Tampoco me acuerdo haber participado en toda la preparación, la iglesia y la fiesta, casi como si hubiera sido una invitada más que iba al casamiento, solo que la que se casaba era yo. Nunca visité el lugar de la fiesta, hasta el momento en que llegué después de la iglesia, y tampoco se me cruzó por la cabeza que podría ser de otra manera.

Cuatro meses antes de la fecha elegida, tuve hepatitis, y hubo que postergar todo tres meses. Hoy hubiera pensado que eso era una señal de aviso, un alerta. En ese momento no pensé nada, y hasta hicimos algo así como una reunión de compromiso el día que el Gato cumplía 24,  yo casi en cama, todos en mi cuarto…  ellos champagne… yo coca cola…. Sus padres, mi familia y nosotros… Mirándolo hacia atrás… parece tan bizarro!  Las alianzas, tenían esa fecha grabada, junto con nuestros nombres.

El civil y la iglesia fue el mismo día. La noche antes, me dio por llorar. Lloré como nunca había llorado en mi vida, quizás tomando conciencia de que empezaba una nueva etapa, que era muy chica, que dejaba lo conocido de mi casa, que estaba asustada. A la mañana siguiente, con los ojos irritados de llorar y el civil por delante, mi mamá me preguntó porqué lloraba … no sé!!!… No seas sonsa! … con una gran sonrisa, fue todo lo que me pudo decir. Hoy creo que por dentro ella tendría más ganas de llorar que yo.

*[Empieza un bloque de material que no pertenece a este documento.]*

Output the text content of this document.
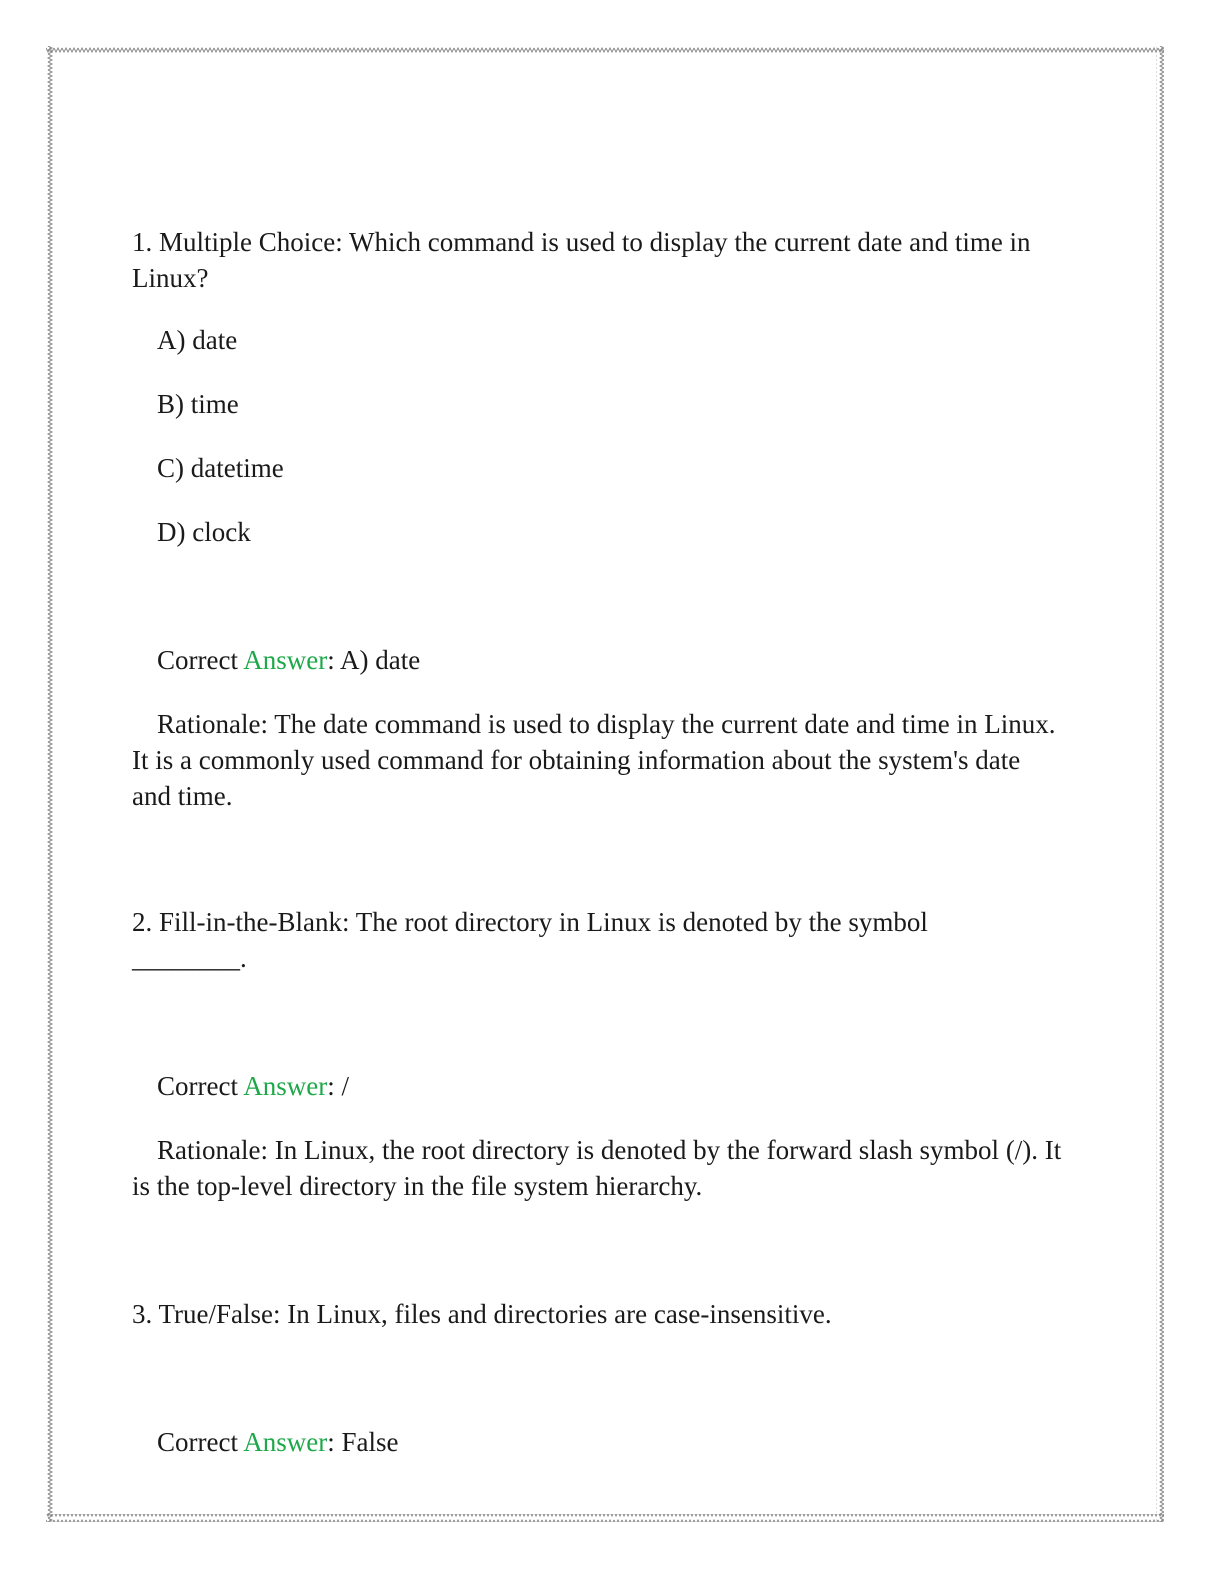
1. Multiple Choice: Which command is used to display the current date and time in Linux?

A) date

B) time

C) datetime

D) clock

Correct Answer: A) date

Rationale: The date command is used to display the current date and time in Linux. It is a commonly used command for obtaining information about the system's date and time.

2. Fill-in-the-Blank: The root directory in Linux is denoted by the symbol
________.

Correct Answer: /

Rationale: In Linux, the root directory is denoted by the forward slash symbol (/). It is the top-level directory in the file system hierarchy.

3. True/False: In Linux, files and directories are case-insensitive.

Correct Answer: False
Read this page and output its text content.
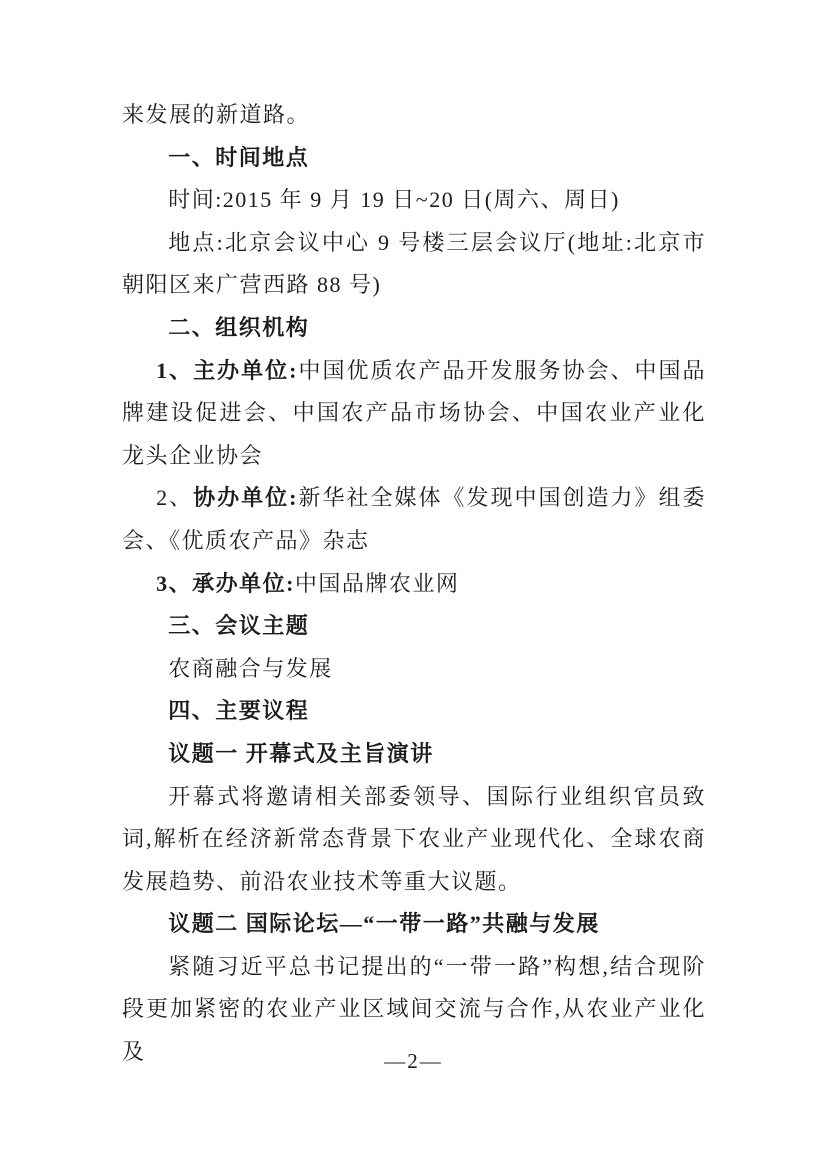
来发展的新道路。

一、时间地点

时间:2015 年 9 月 19 日~20 日(周六、周日)

地点:北京会议中心 9 号楼三层会议厅(地址:北京市朝阳区来广营西路 88 号)

二、组织机构

1、主办单位:中国优质农产品开发服务协会、中国品牌建设促进会、中国农产品市场协会、中国农业产业化龙头企业协会

2、协办单位:新华社全媒体《发现中国创造力》组委会、《优质农产品》杂志

3、承办单位:中国品牌农业网

三、会议主题

农商融合与发展

四、主要议程

议题一 开幕式及主旨演讲

开幕式将邀请相关部委领导、国际行业组织官员致词,解析在经济新常态背景下农业产业现代化、全球农商发展趋势、前沿农业技术等重大议题。

议题二 国际论坛—“一带一路”共融与发展

紧随习近平总书记提出的“一带一路”构想,结合现阶段更加紧密的农业产业区域间交流与合作,从农业产业化及	—2—
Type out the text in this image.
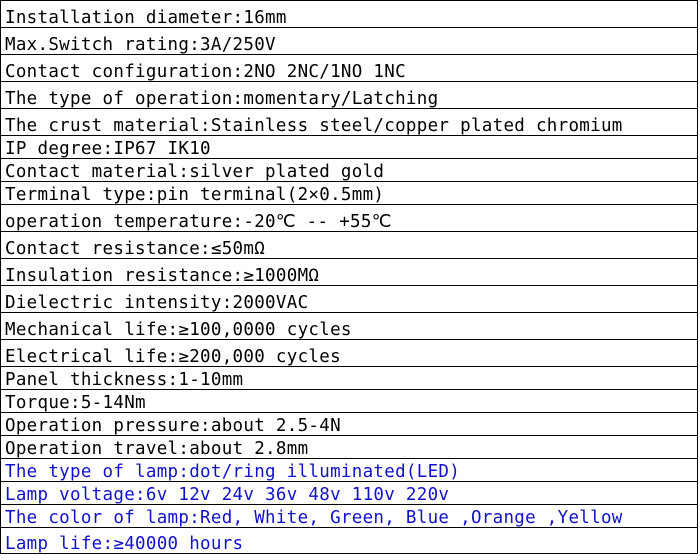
Installation diameter:16mm
Max.Switch rating:3A/250V
Contact configuration:2NO 2NC/1NO 1NC
The type of operation:momentary/Latching
The crust material:Stainless steel/copper plated chromium
IP degree:IP67 IK10
Contact material:silver plated gold
Terminal type:pin terminal(2×0.5mm)
operation temperature:-20℃ -- +55℃
Contact resistance:≤50mΩ
Insulation resistance:≥1000MΩ
Dielectric intensity:2000VAC
Mechanical life:≥100,0000 cycles
Electrical life:≥200,000 cycles
Panel thickness:1-10mm
Torque:5-14Nm
Operation pressure:about 2.5-4N
Operation travel:about 2.8mm
The type of lamp:dot/ring illuminated(LED)
Lamp voltage:6v 12v 24v 36v 48v 110v 220v
The color of lamp:Red, White, Green, Blue ,Orange ,Yellow
Lamp life:≥40000 hours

Algunos años después reconocí que había sido tan solo una espectadora de ese casamiento, que me escapaba de algo, y que había otros miedos detrás. Que la falta de comprensión y de empatía de mis padres no era condicionante de nada, que ellos habían hecho lo mejor que pudieron hacer, con la historia personal que traía cada uno, y que dieron siempre lo mejor que tenían para dar. Por un tiempo me pregunté si ese casamiento no habría sido el gran error de mi vida, y decidí que no. Que gracias a esa decisión alocada, pude aprender a ser distinta en algunos aspectos de mi vida, y más tarde, ser una madre diferente, a estar más atenta con mis hijos y estar para ellos de otra manera. Quizás la mejor respuesta la tenga hoy en mi relación con ellos.

Hoy, treinta años después, si bien fue mi primer casamiento y mi primer divorcio, no lo cuento. No fue un matrimonio, no fuimos serios, no fuimos comprometidos. Si hubiera sido en estos días, nos hubiéramos ido a vivir un tiempo juntos, y ahí hubiera quedado todo.

Al Gato lo volví a ver dos años más tarde en Francia, ya no como pareja, y como si fuera mi  mejor amigo conocí mucho de  París a su lado.

Nos volvimos a ver cuando en uno de sus viajes a la Argentina nos divorciamos legalmente. Y el último llamado fue cuando estaba a punto de nacer la más chica de los monstruos.

Nunca más lo volví a ver, ni volví a hablar con él.